This document describes the road-map for gRPC-Web to support different streaming features.
- Server-streaming
- Client-streaming and half-duplex streaming
- Full-duplex streaming over HTTP
- Full-duplex streaming over Web-transport
We will keep improving server-streaming in the following areas:
- Finalizing keep-alive support (via Envoy) - 2020
- Performance improvements and whatwg Fetch/streams support, including service workers - 2020
- Addressing runtime behavior gaps between Fetch and XHR - 2020+
We are actively involved in the Chrome Origin Trial to finalize the fetch/upload stream API spec (whatwg). One of the pending issues that blocks the final spec is to decide whether it is safe to enable upload-streaming over HTTP/1.1. We believe that upload-streaming should be enabled for both HTTP/2 and HTTP/1.1. Specifically for gRPC-Web, the server can't control the client deployment. As a result, if upload-streaming is only enabled over HTTP/2, a gRPC service will have to implement a non-streaming method as a fallback for each client-streaming method.
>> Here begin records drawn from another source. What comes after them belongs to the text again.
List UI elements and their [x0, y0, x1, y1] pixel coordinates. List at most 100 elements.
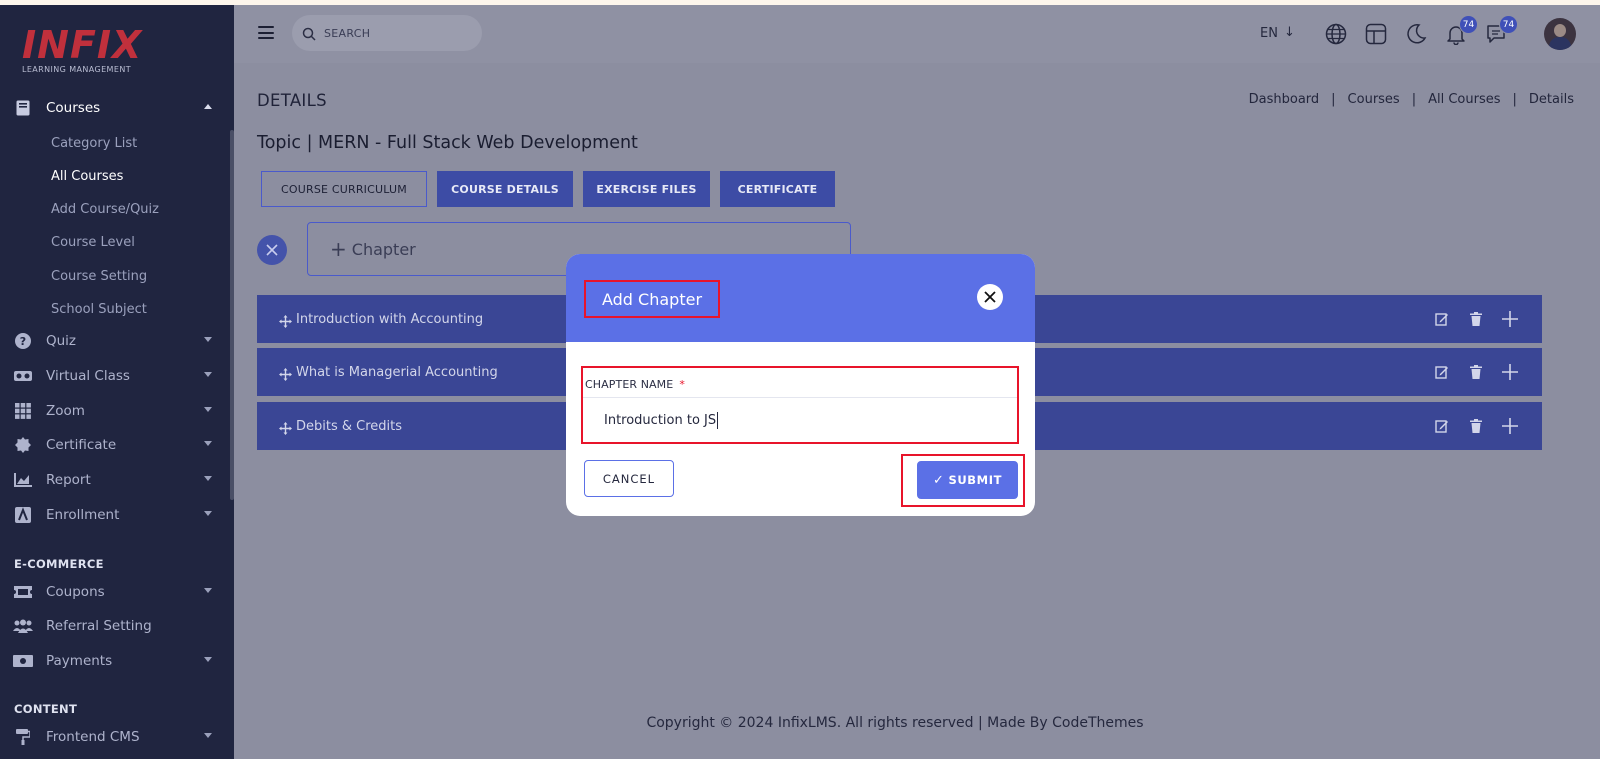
search-placeholder: SEARCH	[324, 26, 371, 40]
sidebar-item-label: Zoom	[46, 403, 85, 419]
language-selector[interactable]: EN	[1260, 26, 1278, 41]
logo-tagline: LEARNING MANAGEMENT	[22, 65, 131, 74]
field-label-text: CHAPTER NAME	[585, 378, 674, 391]
add-lesson-icon[interactable]	[1500, 362, 1520, 382]
move-icon[interactable]	[279, 313, 292, 328]
message-count-badge: 74	[1499, 15, 1518, 34]
submit-highlight: ✓ SUBMIT	[901, 454, 1025, 507]
money-icon	[13, 651, 33, 671]
sidebar-item-virtual-class[interactable]: Virtual Class	[0, 361, 230, 391]
users-icon	[13, 616, 33, 636]
close-icon[interactable]	[257, 235, 287, 265]
moon-icon[interactable]	[1404, 22, 1428, 46]
globe-icon[interactable]	[1324, 22, 1348, 46]
caret-down-icon	[204, 657, 212, 662]
check-icon: ✓	[932, 472, 945, 488]
breadcrumb-all-courses[interactable]: All Courses	[1428, 92, 1500, 107]
logo[interactable]: INFIX LEARNING MANAGEMENT	[22, 25, 142, 74]
cancel-button[interactable]: CANCEL	[584, 460, 674, 497]
breadcrumb-separator: |	[1512, 92, 1517, 107]
sidebar-item-frontend-cms[interactable]: Frontend CMS	[0, 722, 230, 752]
tab-course-details[interactable]: COURSE DETAILS	[437, 171, 573, 207]
sidebar-subitem-add-course-quiz[interactable]: Add Course/Quiz	[51, 202, 159, 217]
modal-header: Add Chapter	[566, 254, 1035, 342]
arrow-down-icon: ↓	[1284, 25, 1295, 40]
avatar[interactable]	[1544, 18, 1576, 50]
add-lesson-icon[interactable]	[1500, 309, 1520, 329]
breadcrumb-dashboard[interactable]: Dashboard	[1249, 92, 1320, 107]
notification-count-badge: 74	[1459, 15, 1478, 34]
ticket-icon	[13, 582, 33, 602]
badge-icon	[13, 435, 33, 455]
add-chapter-label: Chapter	[351, 239, 416, 259]
sidebar-item-quiz[interactable]: ? Quiz	[0, 326, 230, 356]
chapter-name-field-highlight: CHAPTER NAME * Introduction to JS	[581, 366, 1019, 444]
add-chapter-modal: Add Chapter CHAPTER NAME * Introduction t…	[566, 254, 1035, 516]
sidebar-item-zoom[interactable]: Zoom	[0, 396, 230, 426]
move-icon[interactable]	[279, 366, 292, 381]
trash-icon[interactable]	[1466, 416, 1486, 436]
sidebar-item-enrollment[interactable]: Enrollment	[0, 500, 230, 530]
sidebar-item-label: Courses	[46, 100, 101, 116]
chapter-title: Introduction with Accounting	[296, 311, 484, 327]
section-title-content: CONTENT	[14, 702, 78, 716]
sidebar: INFIX LEARNING MANAGEMENT Courses Catego…	[0, 5, 234, 759]
tab-certificate[interactable]: CERTIFICATE	[720, 171, 835, 207]
enrollment-icon	[13, 505, 33, 525]
sidebar-subitem-course-setting[interactable]: Course Setting	[51, 269, 147, 284]
move-icon[interactable]	[279, 420, 292, 435]
plus-icon: +	[330, 237, 347, 261]
sidebar-item-label: Frontend CMS	[46, 729, 140, 745]
book-icon	[13, 98, 33, 118]
breadcrumb-courses[interactable]: Courses	[1348, 92, 1400, 107]
search-icon	[302, 26, 316, 41]
chart-icon	[13, 470, 33, 490]
caret-down-icon	[204, 441, 212, 446]
field-divider	[583, 397, 1017, 398]
page-title: DETAILS	[257, 91, 327, 110]
edit-icon[interactable]	[1432, 362, 1452, 382]
section-title-ecommerce: E-COMMERCE	[14, 557, 104, 571]
sidebar-item-label: Quiz	[46, 333, 77, 349]
modal-title-highlight: Add Chapter	[584, 280, 720, 318]
submit-button[interactable]: ✓ SUBMIT	[917, 461, 1018, 499]
breadcrumb-details: Details	[1528, 92, 1574, 107]
caret-down-icon	[204, 407, 212, 412]
topic-title: Topic | MERN - Full Stack Web Developmen…	[257, 133, 638, 153]
sidebar-subitem-category-list[interactable]: Category List	[51, 136, 137, 151]
breadcrumb-separator: |	[1331, 92, 1336, 107]
search-input[interactable]: SEARCH	[292, 15, 482, 51]
chapter-name-input[interactable]: Introduction to JS	[604, 412, 719, 429]
layout-icon[interactable]	[1364, 22, 1388, 46]
tab-course-curriculum[interactable]: COURSE CURRICULUM	[261, 171, 427, 207]
caret-down-icon	[204, 337, 212, 342]
caret-down-icon	[204, 372, 212, 377]
sidebar-item-coupons[interactable]: Coupons	[0, 577, 230, 607]
grid-icon	[13, 401, 33, 421]
modal-title: Add Chapter	[601, 289, 703, 309]
chapter-actions	[1432, 416, 1520, 436]
sidebar-item-referral-setting[interactable]: Referral Setting	[0, 611, 230, 641]
tab-exercise-files[interactable]: EXERCISE FILES	[583, 171, 710, 207]
add-lesson-icon[interactable]	[1500, 416, 1520, 436]
sidebar-item-certificate[interactable]: Certificate	[0, 430, 230, 460]
sidebar-item-label: Enrollment	[46, 507, 120, 523]
sidebar-item-report[interactable]: Report	[0, 465, 230, 495]
chapter-title: Debits & Credits	[296, 418, 403, 434]
sidebar-item-payments[interactable]: Payments	[0, 646, 230, 676]
sidebar-subitem-school-subject[interactable]: School Subject	[51, 302, 147, 317]
sidebar-subitem-course-level[interactable]: Course Level	[51, 235, 135, 250]
modal-close-button[interactable]	[977, 284, 1003, 310]
sidebar-item-courses[interactable]: Courses	[0, 93, 230, 123]
sidebar-item-label: Virtual Class	[46, 368, 130, 384]
caret-up-icon	[204, 104, 212, 109]
question-circle-icon: ?	[13, 331, 33, 351]
edit-icon[interactable]	[1432, 309, 1452, 329]
hamburger-menu-icon[interactable]	[258, 26, 274, 39]
edit-icon[interactable]	[1432, 416, 1452, 436]
sidebar-item-label: Payments	[46, 653, 113, 669]
svg-text:?: ?	[20, 335, 26, 348]
sidebar-subitem-all-courses[interactable]: All Courses	[51, 169, 123, 184]
trash-icon[interactable]	[1466, 362, 1486, 382]
trash-icon[interactable]	[1466, 309, 1486, 329]
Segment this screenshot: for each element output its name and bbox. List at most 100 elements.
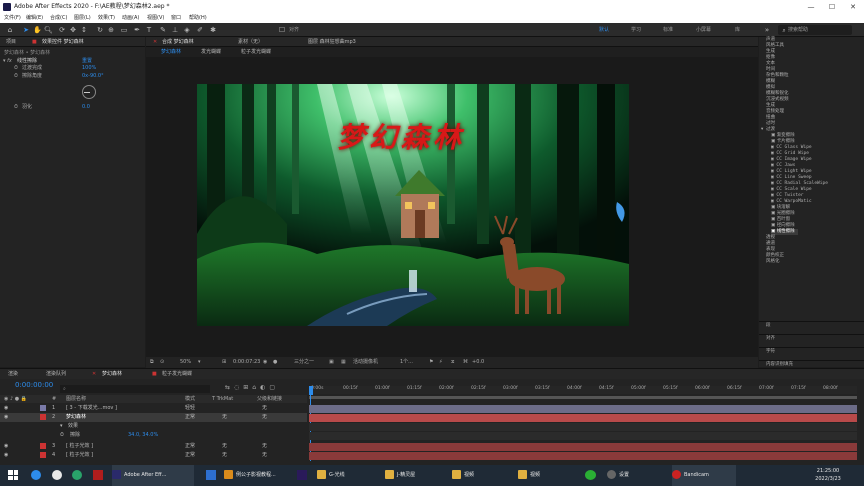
menu-effect[interactable]: 效果(T) [98, 14, 115, 23]
fit-icon[interactable]: ⊞ [222, 357, 226, 368]
menu-edit[interactable]: 编辑(E) [26, 14, 43, 23]
stopwatch-icon[interactable]: ⏱ [14, 65, 18, 71]
always-preview-icon[interactable]: ⧉ [150, 357, 154, 368]
taskbar-item-settings[interactable]: 设置 [607, 465, 629, 486]
timeline-timecode[interactable]: 0:00:00:00 [15, 381, 53, 389]
angle-dial[interactable] [82, 85, 96, 99]
menu-composition[interactable]: 合成(C) [50, 14, 67, 23]
work-area-bar[interactable] [309, 396, 857, 399]
panel-tab-align[interactable]: 对齐 [766, 336, 775, 342]
menu-animation[interactable]: 动画(A) [122, 14, 139, 23]
label-color-swatch[interactable] [40, 405, 46, 411]
home-icon[interactable]: ⌂ [6, 26, 14, 34]
tab-render[interactable]: 渲染 [8, 369, 18, 379]
flowchart-icon[interactable]: ⌘ [463, 357, 468, 368]
layer-mode[interactable]: 正常 [185, 413, 195, 422]
label-color-swatch[interactable] [40, 414, 46, 420]
workspace-learn[interactable]: 学习 [631, 25, 641, 35]
camera-snapshot-icon[interactable]: ◉ [263, 357, 267, 368]
workspace-default[interactable]: 默认 [599, 25, 609, 35]
help-search-input[interactable]: 搜索帮助 [778, 25, 852, 35]
layer-property-row[interactable]: ▾ 效果 [0, 422, 307, 431]
exposure-value[interactable]: +0.0 [472, 357, 484, 368]
property-group-effects[interactable]: 效果 [68, 422, 78, 431]
effect-item-selected[interactable]: ▣ 线性擦除 [771, 229, 798, 235]
eye-icon[interactable]: ◉ [4, 404, 8, 413]
rotate-tool-icon[interactable]: ↻ [96, 26, 104, 34]
tab-layer[interactable]: 图层 森林狂想曲mp3 [308, 37, 356, 47]
stopwatch-icon[interactable]: ⏱ [14, 104, 18, 110]
show-channel-icon[interactable]: ● [273, 357, 277, 368]
workspace-small-screen[interactable]: 小屏幕 [696, 25, 711, 35]
subtab-glow-butterfly[interactable]: 发光蝴蝶 [201, 47, 221, 57]
tab-composition[interactable]: 合成 梦幻森林 [162, 37, 194, 47]
layer-parent[interactable]: 无 [262, 404, 267, 413]
clock-time[interactable]: 21:25:00 [808, 468, 848, 474]
stopwatch-icon[interactable]: ⏱ [14, 73, 18, 79]
minimize-button[interactable]: — [801, 0, 821, 14]
timeline-link-icon[interactable]: ⧖ [451, 357, 455, 368]
taskbar-item-folder[interactable]: 视频 [452, 465, 474, 486]
stopwatch-icon[interactable]: ⏱ [60, 431, 64, 440]
taskbar-item-bandicam[interactable]: Bandicam [672, 465, 736, 486]
fx-expand-icon[interactable]: ▾ fx [3, 58, 12, 64]
layer-trkmat[interactable]: 无 [222, 442, 227, 451]
eraser-tool-icon[interactable]: ◈ [183, 26, 191, 34]
views-select[interactable]: 1个... [400, 357, 413, 368]
wechat-icon[interactable] [585, 470, 596, 480]
subtab-particle-butterfly[interactable]: 粒子发光蝴蝶 [241, 47, 271, 57]
camera-select[interactable]: 活动摄像机 [353, 357, 378, 368]
label-color-swatch[interactable] [40, 452, 46, 458]
layer-row[interactable]: ◉ 4 [ 粒子光效 ] 正常 无 无 [0, 451, 307, 460]
eye-icon[interactable]: ◉ [4, 442, 8, 451]
transparency-grid-icon[interactable]: ▦ [341, 357, 346, 368]
lock-icon[interactable]: ■ [32, 37, 37, 47]
close-tab-icon[interactable]: ✕ [153, 37, 157, 47]
app-icon[interactable] [206, 470, 216, 480]
timeline-switch-icons[interactable]: ⇆◌⊞⌂◐▢ [225, 384, 279, 391]
layer-property-row[interactable]: ⏱ 擦除 34.0, 34.0% [0, 431, 307, 440]
brush-tool-icon[interactable]: ✎ [159, 26, 167, 34]
hand-tool-icon[interactable]: ✋ [33, 26, 42, 34]
edge-browser-icon[interactable] [31, 470, 41, 480]
zoom-level[interactable]: 50% [180, 357, 191, 368]
layer-track-bar[interactable] [309, 443, 857, 451]
close-tab-icon[interactable]: ■ [152, 369, 157, 379]
browser-icon[interactable] [52, 470, 62, 480]
puppet-tool-icon[interactable]: ✱ [209, 26, 217, 34]
fast-preview-icon[interactable]: ⚡ [439, 357, 443, 368]
layer-mode[interactable]: 轻轻 [185, 404, 195, 413]
tab-project[interactable]: 项目 [6, 37, 16, 47]
layer-row[interactable]: ◉ 1 [ 3 - 下载发光...mov ] 轻轻 无 [0, 404, 307, 413]
taskbar-item-after-effects[interactable]: Adobe After Eff... [112, 465, 194, 486]
maximize-button[interactable]: ☐ [822, 0, 842, 14]
resolution-select[interactable]: 三分之一 [294, 357, 314, 368]
pen-tool-icon[interactable]: ✒ [133, 26, 141, 34]
close-button[interactable]: ✕ [843, 0, 863, 14]
layer-row[interactable]: ◉ 3 [ 粒子光效 ] 正常 无 无 [0, 442, 307, 451]
pan-camera-icon[interactable]: ✥ [69, 26, 77, 34]
clone-stamp-icon[interactable]: ⊥ [171, 26, 179, 34]
more-workspaces-icon[interactable]: » [763, 26, 771, 34]
close-tab-icon[interactable]: ✕ [92, 369, 96, 379]
region-of-interest-icon[interactable]: ▣ [329, 357, 334, 368]
windows-start-icon[interactable] [8, 470, 18, 480]
layer-mode[interactable]: 正常 [185, 451, 195, 460]
zoom-tool-icon[interactable]: 🔍︎ [44, 26, 53, 34]
composition-frame[interactable]: 梦幻森林 [197, 84, 629, 326]
layer-trkmat[interactable]: 无 [222, 413, 227, 422]
layer-row-selected[interactable]: ◉ 2 梦幻森林 正常 无 无 [0, 413, 307, 422]
current-time[interactable]: 0:00:07:23 [233, 357, 260, 368]
render-icon[interactable]: ⚑ [429, 357, 433, 368]
app-icon[interactable] [72, 470, 82, 480]
taskbar-item-tutorial[interactable]: 例公子影视教程... [224, 465, 276, 486]
taskbar-item-folder[interactable]: G-光线 [317, 465, 345, 486]
tab-timeline-dream-forest[interactable]: 梦幻森林 [102, 369, 122, 379]
label-color-swatch[interactable] [40, 443, 46, 449]
anchor-tool-icon[interactable]: ⊕ [107, 26, 115, 34]
layer-search-input[interactable]: ⌕ [60, 385, 210, 393]
roto-brush-icon[interactable]: ✐ [196, 26, 204, 34]
prop-value-completion[interactable]: 100% [82, 65, 96, 71]
layer-trkmat[interactable]: 无 [222, 451, 227, 460]
orbit-camera-icon[interactable]: ⟳ [58, 26, 66, 34]
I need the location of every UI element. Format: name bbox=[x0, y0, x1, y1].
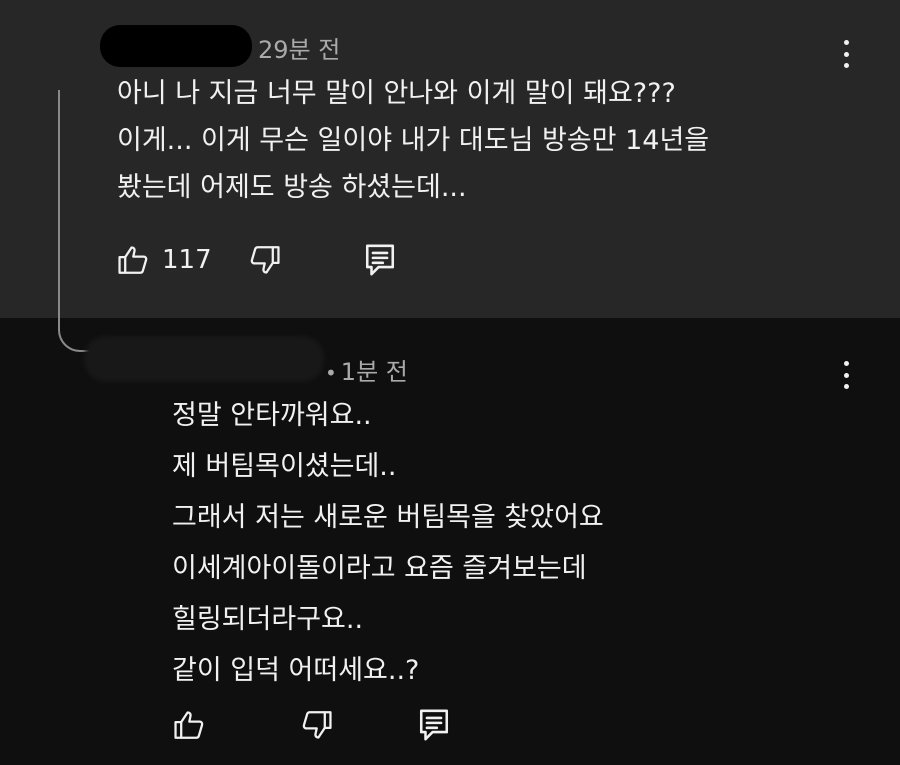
redacted-username bbox=[100, 25, 252, 67]
more-options-icon[interactable] bbox=[838, 34, 854, 74]
dislike-icon bbox=[302, 711, 332, 739]
reply-button[interactable] bbox=[364, 243, 396, 277]
timestamp-text: 1분 전 bbox=[340, 358, 408, 386]
timestamp-text: 29분 전 bbox=[258, 36, 341, 64]
comment-timestamp: 29분 전 bbox=[258, 30, 340, 65]
dislike-button[interactable] bbox=[248, 243, 282, 277]
comment-line: 그래서 저는 새로운 버팀목을 찾았어요 bbox=[172, 502, 604, 533]
like-icon bbox=[118, 246, 148, 274]
reply-icon bbox=[419, 709, 449, 741]
like-button[interactable] bbox=[116, 243, 150, 277]
comment-thread: 29분 전 아니 나 지금 너무 말이 안나와 이게 말이 돼요??? 이게..… bbox=[0, 0, 900, 765]
redacted-username bbox=[84, 336, 324, 382]
comment-line: 같이 입덕 어떠세요..? bbox=[172, 655, 420, 686]
thread-connector-line bbox=[58, 90, 90, 352]
comment-line: 아니 나 지금 너무 말이 안나와 이게 말이 돼요??? bbox=[117, 78, 676, 109]
more-options-icon[interactable] bbox=[838, 355, 854, 395]
comment-text: 아니 나 지금 너무 말이 안나와 이게 말이 돼요??? 이게... 이게 무… bbox=[117, 70, 709, 211]
like-button[interactable] bbox=[172, 708, 206, 742]
comment-line: 이게... 이게 무슨 일이야 내가 대도님 방송만 14년을 bbox=[117, 125, 710, 156]
reply-icon bbox=[365, 244, 394, 276]
comment-actions: 117 bbox=[116, 243, 396, 277]
like-count: 117 bbox=[162, 245, 212, 275]
like-icon bbox=[174, 711, 204, 739]
comment-line: 이세계아이돌이라고 요즘 즐겨보는데 bbox=[172, 553, 587, 584]
comment-timestamp: • 1분 전 bbox=[325, 352, 408, 387]
separator-dot: • bbox=[325, 361, 337, 385]
dislike-button[interactable] bbox=[300, 708, 334, 742]
reply-button[interactable] bbox=[418, 708, 450, 742]
comment-line: 정말 안타까워요.. bbox=[172, 400, 372, 431]
comment-text: 정말 안타까워요.. 제 버팀목이셨는데.. 그래서 저는 새로운 버팀목을 찾… bbox=[172, 390, 604, 696]
dislike-icon bbox=[250, 246, 280, 274]
comment-line: 제 버팀목이셨는데.. bbox=[172, 451, 397, 482]
comment-line: 힐링되더라구요.. bbox=[172, 604, 364, 635]
comment-actions bbox=[172, 708, 450, 742]
comment-line: 봤는데 어제도 방송 하셨는데... bbox=[117, 172, 467, 203]
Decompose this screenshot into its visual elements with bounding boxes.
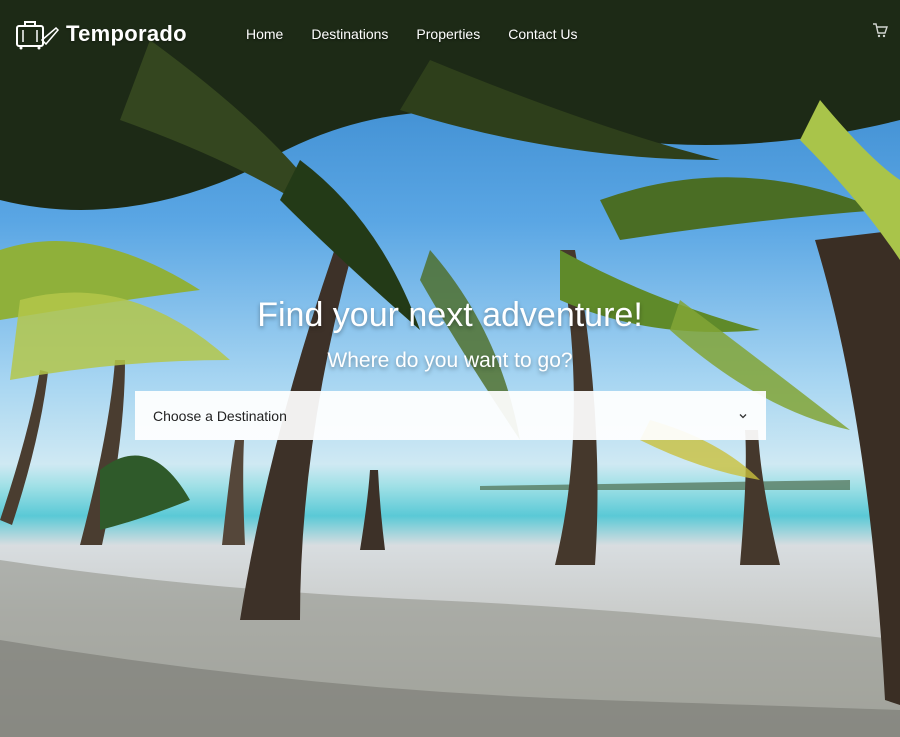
cart-icon[interactable] bbox=[872, 22, 888, 38]
hero-headline: Find your next adventure! bbox=[257, 296, 643, 334]
site-header: Temporado Home Destinations Properties C… bbox=[0, 0, 900, 70]
suitcase-icon bbox=[16, 21, 60, 50]
destination-select[interactable]: Choose a Destination bbox=[135, 391, 766, 440]
nav-home[interactable]: Home bbox=[246, 26, 283, 42]
nav-properties[interactable]: Properties bbox=[416, 26, 480, 42]
nav-destinations[interactable]: Destinations bbox=[311, 26, 388, 42]
nav-contact-us[interactable]: Contact Us bbox=[508, 26, 577, 42]
brand-logo[interactable]: Temporado bbox=[14, 18, 187, 50]
chevron-down-icon bbox=[739, 413, 747, 418]
brand-name: Temporado bbox=[66, 21, 187, 46]
hero-subheadline: Where do you want to go? bbox=[327, 349, 573, 372]
destination-select-value: Choose a Destination bbox=[153, 407, 287, 424]
main-nav: Home Destinations Properties Contact Us bbox=[246, 26, 577, 42]
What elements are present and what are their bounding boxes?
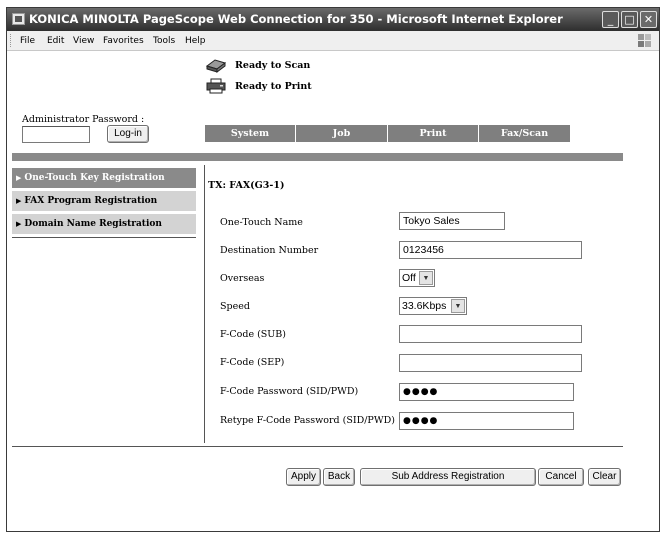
sidebar-item-one-touch-key[interactable]: ▶ One-Touch Key Registration bbox=[12, 168, 196, 188]
scan-status-text: Ready to Scan bbox=[235, 60, 311, 71]
overseas-label: Overseas bbox=[220, 273, 265, 284]
tab-system[interactable]: System bbox=[205, 125, 295, 142]
scanner-icon bbox=[205, 59, 227, 73]
sidebar-item-fax-program[interactable]: ▶ FAX Program Registration bbox=[12, 191, 196, 211]
admin-password-label: Administrator Password : bbox=[22, 114, 145, 125]
maximize-button[interactable]: □ bbox=[621, 11, 638, 28]
form-title: TX: FAX(G3-1) bbox=[208, 180, 285, 191]
printer-icon bbox=[206, 78, 226, 94]
sidebar-item-label: FAX Program Registration bbox=[24, 196, 158, 206]
sidebar: ▶ One-Touch Key Registration ▶ FAX Program… bbox=[12, 168, 196, 238]
minimize-button[interactable]: _ bbox=[602, 11, 619, 28]
triangle-right-icon: ▶ bbox=[16, 219, 22, 228]
menu-favorites[interactable]: Favorites bbox=[103, 36, 144, 46]
login-button[interactable]: Log-in bbox=[107, 125, 149, 143]
back-button[interactable]: Back bbox=[323, 468, 355, 486]
cancel-button[interactable]: Cancel bbox=[538, 468, 584, 486]
retype-password-label: Retype F-Code Password (SID/PWD) bbox=[220, 415, 395, 426]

Once the whatwg spec is finalized and upload-streaming is supported by major browsers (2020), we will add client-streaming support in gRPC-Web (and Envoy) which will also enable half-duplex bidi streaming support.
It is possible to support bidi communication over dual HTTP requests, one for download-streaming and the other for upload-streaming, similar to what's implemented by Google to support the W3C Speech API.
Once client-streaming is supported in gRPC-Web, we will publish a spec to enable bidi streaming over dual HTTP requests and implement the complete support in Envoy (2020+).
We are working with the Chromium Blink team to evaluate how to leverage this whole new transport and QUIC. Stay tuned.
We have no plan to support full-duplex streaming over WebSockets (over TCP or HTTP/2). We will not publish any experimental spec for gRPC over WebSockets either.
The main issue with WebSockets is its incompatibility with HTTP, i.e. the ubiquitous Web infrastructure. This means HTTP fallback is always needed. Recent IETF proposal to tunnel WebSockets over HTTP/2 is not widely implemented either.